How Well Do Different AI Language Models Inform Patients About Radiofrequency Ablation for Varicose Veins?

作者信息

Zyada Ayman, Fakhry Ayman, Nagib Sohiel, Seken Rahma A, Farrag Mohamed, Abouelseoud Ahmed, Alnadi Omar, Moner Mahmoud, Ghazy Ziad M

机构信息

Vascular Surgery, University Hospitals of Leicester National Health Service (NHS) Trust, Leicester, GBR.

Vascular Surgery, Egyptian Military Medical Academy, Alexandria, EGY.

出版信息

Cureus. 2025 Jun 22;17(6):e86537. doi: 10.7759/cureus.86537. eCollection 2025 Jun.

DOI:10.7759/cureus.86537

PMID:40698235

原文链接:https://pmc.ncbi.nlm.nih.gov/articles/PMC12282550/

Abstract

Introduction The rapid integration of artificial intelligence (AI) into healthcare has led to increased public use of large language models (LLMs) to obtain medical information. However, the accuracy and clarity of AI-generated responses to patient queries remain uncertain. This study aims to evaluate and compare the quality of responses provided by five leading AI language models regarding radiofrequency ablation (RFA) for varicose veins. Objective To assess and compare the reliability, clarity, and usefulness of AI-generated answers to frequently asked patient questions about RFA for varicose veins, as evaluated by expert vascular surgeons.

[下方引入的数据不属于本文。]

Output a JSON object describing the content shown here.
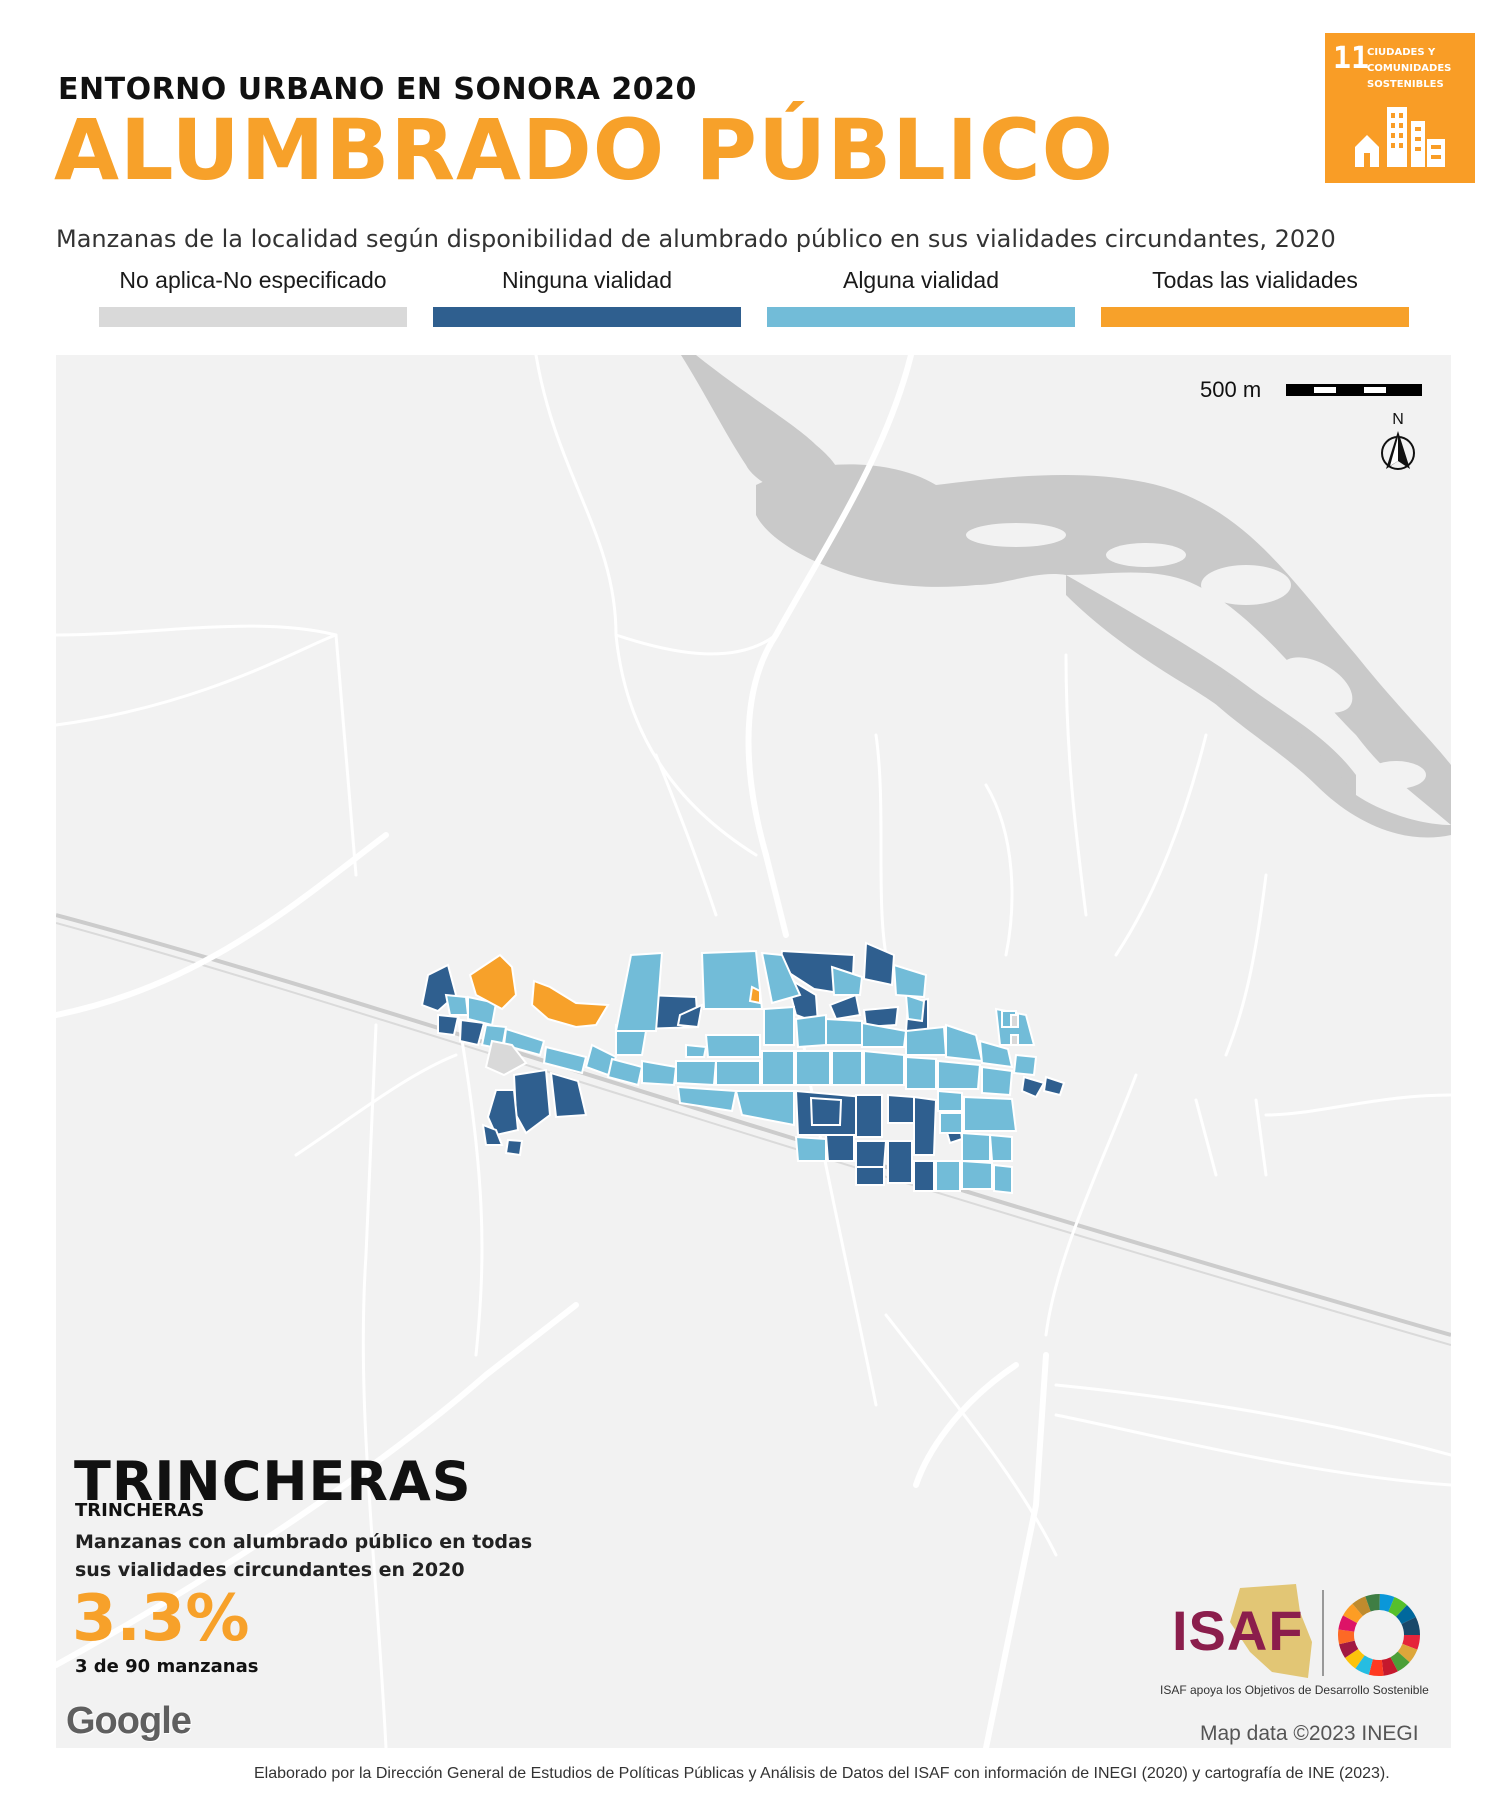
{
  "header": {
    "kicker": "ENTORNO URBANO EN SONORA 2020",
    "title": "ALUMBRADO PÚBLICO",
    "subtitle": "Manzanas de la localidad según disponibilidad de alumbrado público en sus vialidades circundantes, 2020"
  },
  "sdg_badge": {
    "number": "11",
    "text": "CIUDADES Y COMUNIDADES SOSTENIBLES",
    "color": "#F99D26",
    "icon": "city-buildings-icon"
  },
  "legend": [
    {
      "label": "No aplica-No especificado",
      "color": "#D9D9D9"
    },
    {
      "label": "Ninguna vialidad",
      "color": "#2F5F8F"
    },
    {
      "label": "Alguna vialidad",
      "color": "#72BCD8"
    },
    {
      "label": "Todas las vialidades",
      "color": "#F7A12A"
    }
  ],
  "map": {
    "scale_label": "500 m",
    "north_label": "N",
    "google_logo": "Google",
    "attribution": "Map data ©2023 INEGI"
  },
  "locality": {
    "name": "TRINCHERAS",
    "municipality": "TRINCHERAS",
    "description": "Manzanas con alumbrado público en todas sus vialidades circundantes en 2020",
    "percentage": "3.3%",
    "count_text": "3 de 90 manzanas"
  },
  "branding": {
    "isaf_logo": "ISAF",
    "isaf_tagline": "ISAF apoya los Objetivos de Desarrollo Sostenible",
    "sdg_wheel_icon": "sdg-wheel-icon"
  },
  "footer": {
    "credit": "Elaborado por la Dirección General de Estudios de Políticas Públicas y Análisis de Datos del ISAF con información de INEGI (2020) y cartografía de INE (2023)."
  }
}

Methods A blinded, comparative observational study was conducted using a standardized list of eight frequently asked questions about RFA, derived from reputable vascular surgery centers across multiple countries. Five top-performing, open-access LLMs (ChatGPT-4, OpenAI, San Francisco, CA, USA; DeepSeek-R1, DeepSeek, Hangzhou, Zhejiang, China; Gemini 2.0, Google DeepMind, Mountain View, CA, USA; Grok-3, xAI, San Francisco, CA, USA; and LLaMA 3.1, Meta Platforms, Inc., Menlo Park, CA, USA) were tested. Responses from each model were independently evaluated by 32 experienced vascular surgeons using four criteria: accuracy, clarity, relevance, and depth. Statistical analyses, including Friedman and Wilcoxon signed-rank tests, were used to determine model performance. Results Grok-3 was rated as providing the highest-quality responses in 51.6% of instances, significantly outperforming all other models (p < 0.0001). ChatGPT-4 ranked second with 23.1%. Gemini, DeepSeek, and LLaMA showed comparable but lower performance. Question-specific analysis revealed that Grok-3 dominated responses related to procedural risks and post-procedure care, while ChatGPT-4 performed best in introductory questions. A subgroup analysis showed that user experience level had no significant impact on model preferences. While 42.4% of respondents were willing to recommend AI tools to patients, 45.5% remained uncertain, reflecting ongoing hesitation. Conclusion Grok-3 and ChatGPT-4 currently provide the most reliable AI-generated patient education about RFA for varicose veins. While AI holds promise in improving patient understanding and reducing physician workload, ongoing evaluation and cautious clinical integration are essential. The study establishes a baseline for future comparisons as AI technologies continue to evolve.

摘要

引言人工智能（AI）迅速融入医疗保健领域，导致公众越来越多地使用大语言模型（LLM）来获取医疗信息。然而，AI对患者问题的回答的准确性和清晰度仍不确定。本研究旨在评估和比较五个领先的AI语言模型提供的关于静脉曲张射频消融（RFA）的回答质量。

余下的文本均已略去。